Our way lies from Old York to Kittery Point.[81] To get from the one to the other you must pass the bridge over York River, built in 1761. It inaugurated in New England the then novel method of laying the bridge super-structure on a frame-work formed of wooden piles driven into the bed of the river. The inventor was Major Samuel Sewall, of York, whose bridge was the model of those subsequently built over the Charles, Mystic, and Merrimac.
Kittery Point is separated from Kittery Foreside by Spruce Creek. It is also divided from Gerrish's Island, the outermost land of the eastern shore of the Piscataqua, by Chauncy's Creek. It is important at Kittery Point to get used to the names of Cutts, Gerrish, Sparhawk, Pepperell, Waldron, Chauncy, and Champernowne.
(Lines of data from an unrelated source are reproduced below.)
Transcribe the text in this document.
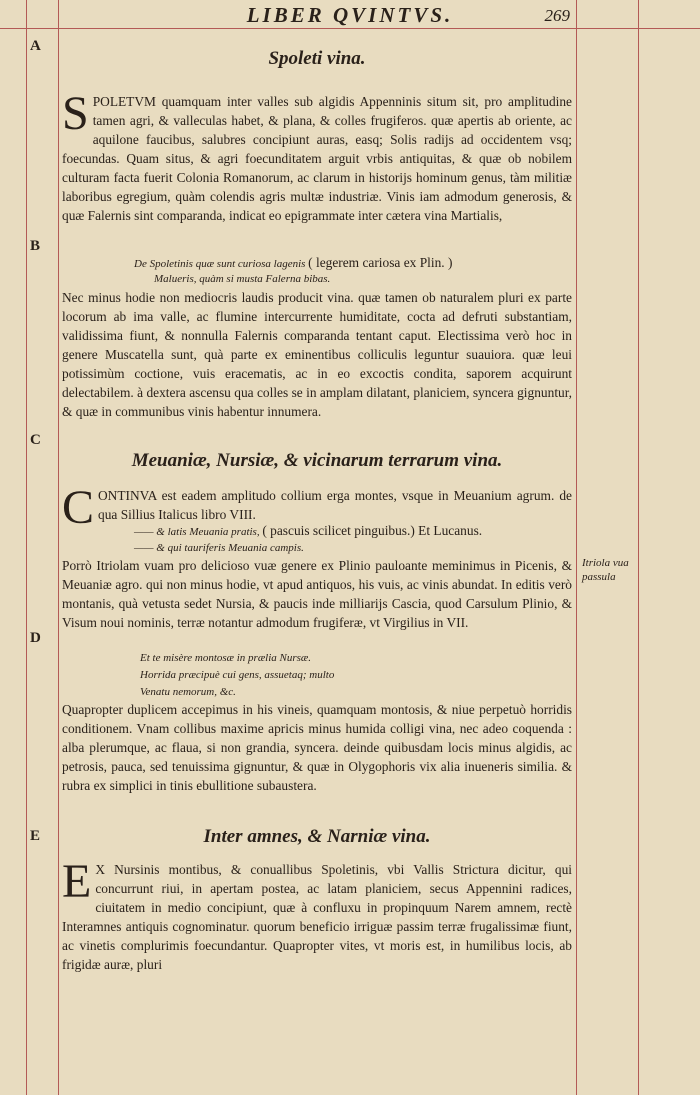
LIBER QVINTVS.	269
A
B
C
D
E
Itriola vua passula
Spoleti vina.

S POLETVM quamquam inter valles sub algidis Appenninis situm sit, pro amplitudine tamen agri, & valleculas habet, & plana, & colles frugiferos. quæ apertis ab oriente, ac aquilone faucibus, salubres concipiunt auras, easq; Solis radijs ad occidentem vsq; foecundas. Quam situs, & agri foecunditatem arguit vrbis antiquitas, & quæ ob nobilem culturam facta fuerit Colonia Romanorum, ac clarum in historijs hominum genus, tàm militiæ laboribus egregium, quàm colendis agris multæ industriæ. Vinis iam admodum generosis, & quæ Falernis sint comparanda, indicat eo epigrammate inter cætera vina Martialis,

De Spoletinis quæ sunt curiosa lagenis ( legerem cariosa ex Plin. )
Malueris, quàm si musta Falerna bibas.

Nec minus hodie non mediocris laudis producit vina. quæ tamen ob naturalem pluri ex parte locorum ab ima valle, ac flumine intercurrente humiditate, cocta ad defruti substantiam, validissima fiunt, & nonnulla Falernis comparanda tentant caput. Electissima verò hoc in genere Muscatella sunt, quà parte ex eminentibus colliculis leguntur suauiora. quæ leui potissimùm coctione, vuis eracematis, ac in eo excoctis condita, saporem acquirunt delectabilem. à dextera ascensu qua colles se in amplam dilatant, planiciem, syncera gignuntur, & quæ in communibus vinis habentur innumera.

Meuaniæ, Nursiæ, & vicinarum terrarum vina.

C ONTINVA est eadem amplitudo collium erga montes, vsque in Meuanium agrum. de qua Sillius Italicus libro VIII.

—— & latis Meuania pratis, ( pascuis scilicet pinguibus.) Et Lucanus.
—— & qui tauriferis Meuania campis.

Porrò Itriolam vuam pro delicioso vuæ genere ex Plinio pauloante meminimus in Picenis, & Meuaniæ agro. qui non minus hodie, vt apud antiquos, his vuis, ac vinis abundat. In editis verò montanis, quà vetusta sedet Nursia, & paucis inde milliarijs Cascia, quod Carsulum Plinio, & Visum noui nominis, terræ notantur admodum frugiferæ, vt Virgilius in VII.

Et te misère montosæ in prælia Nursæ.
Horrida præcipuè cui gens, assuetaq; multo
Venatu nemorum, &c.

Quapropter duplicem accepimus in his vineis, quamquam montosis, & niue perpetuò horridis conditionem. Vnam collibus maxime apricis minus humida colligi vina, nec adeo coquenda : alba plerumque, ac flaua, si non grandia, syncera. deinde quibusdam locis minus algidis, ac petrosis, pauca, sed tenuissima gignuntur, & quæ in Olygophoris vix alia inueneris similia. & rubra ex simplici in tinis ebullitione subaustera.

Inter amnes, & Narniæ vina.

E X Nursinis montibus, & conuallibus Spoletinis, vbi Vallis Strictura dicitur, qui concurrunt riui, in apertam postea, ac latam planiciem, secus Appennini radices, ciuitatem in medio concipiunt, quæ à confluxu in propinquum Narem amnem, rectè Interamnes antiquis cognominatur. quorum beneficio irriguæ passim terræ frugalissimæ fiunt, ac vinetis complurimis foecundantur. Quapropter vites, vt moris est, in humilibus locis, ab frigidæ auræ, pluri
They recur with remarkable frequency.
If coming from Portsmouth, the visitor will first traverse the village, with its quaint little church, built in 1714, its secluded cemetery, and fine old elms. They say the frame of the meeting-house was hewn somewhere about Dover, and floated down the stream. There are few older churches in New England, or that embody more of its ancient homeliness, material and spiritual. Since I was there it has been removed about sixty feet northward, and now fronts the south, entirely changing the appearance of that locality.